Des Higham and Henry-Louis de Kergorlay have derived new results about the spread of disease in an article published in the Proceedings of the Royal Society: Series A
Des Higham and Henry-Louis de Kergorlay in the University of Edinburgh, School of Mathematics, have derived new results about the spread of disease in an article recently published in the Proceedings of the Royal Society: Series A
Traditional network-based models use information about pairwise contacts --- if A and B work in the same office then the disease may pass between them. However, real human interactions are not simply based on pairwise encounters. We typically come together in groups; for example in households, workplaces and classrooms, or through social encounters. New mathematical models are needed in order to take account of such group structures. For example, if there is a viral load effect, then sharing a car with three passengers may be more than three times as risky as sharing a car with one passenger. By contrast, if a photocopier is regularly cleaned, then sharing it with three colleagues may be less than three times as risky as sharing it with one colleague. Such considerations lead to what mathematicians may describe as nonlinear infection rates on hyperedges.

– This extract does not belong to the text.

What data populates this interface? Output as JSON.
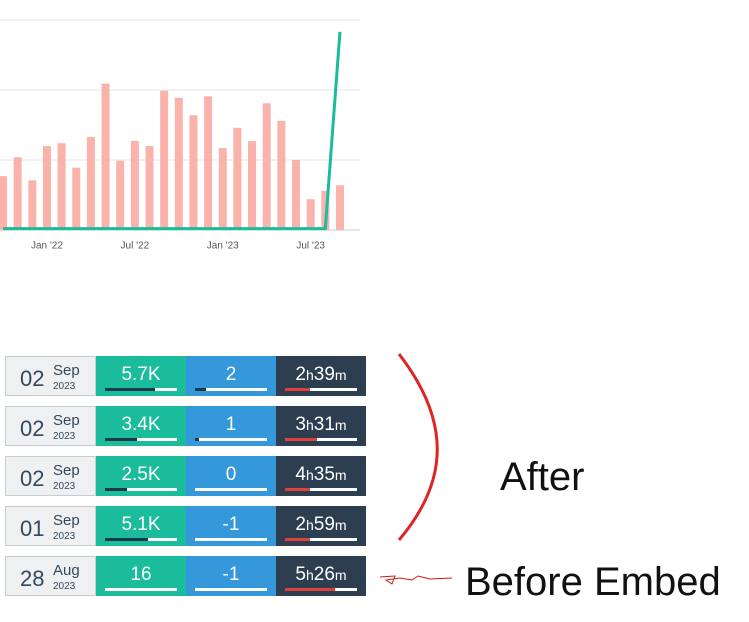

The focus of this new work is to find conditions under which a disease is guaranteed to die out, generalizing the widely quoted notion of "Rzero". The resulting mathematical expressions neatly separate the influence of (a) underlying virulence of the disease, (b) the group connectivity structure across the population, and (c) individual responses, such as social distancing and mask-wearing. Hence, we gain insights into the effect of governmental and public health interventions.
Following on from this initial theoretical study, the authors plan to apply these ideas to realistic "what-if" computer simulations at a city level.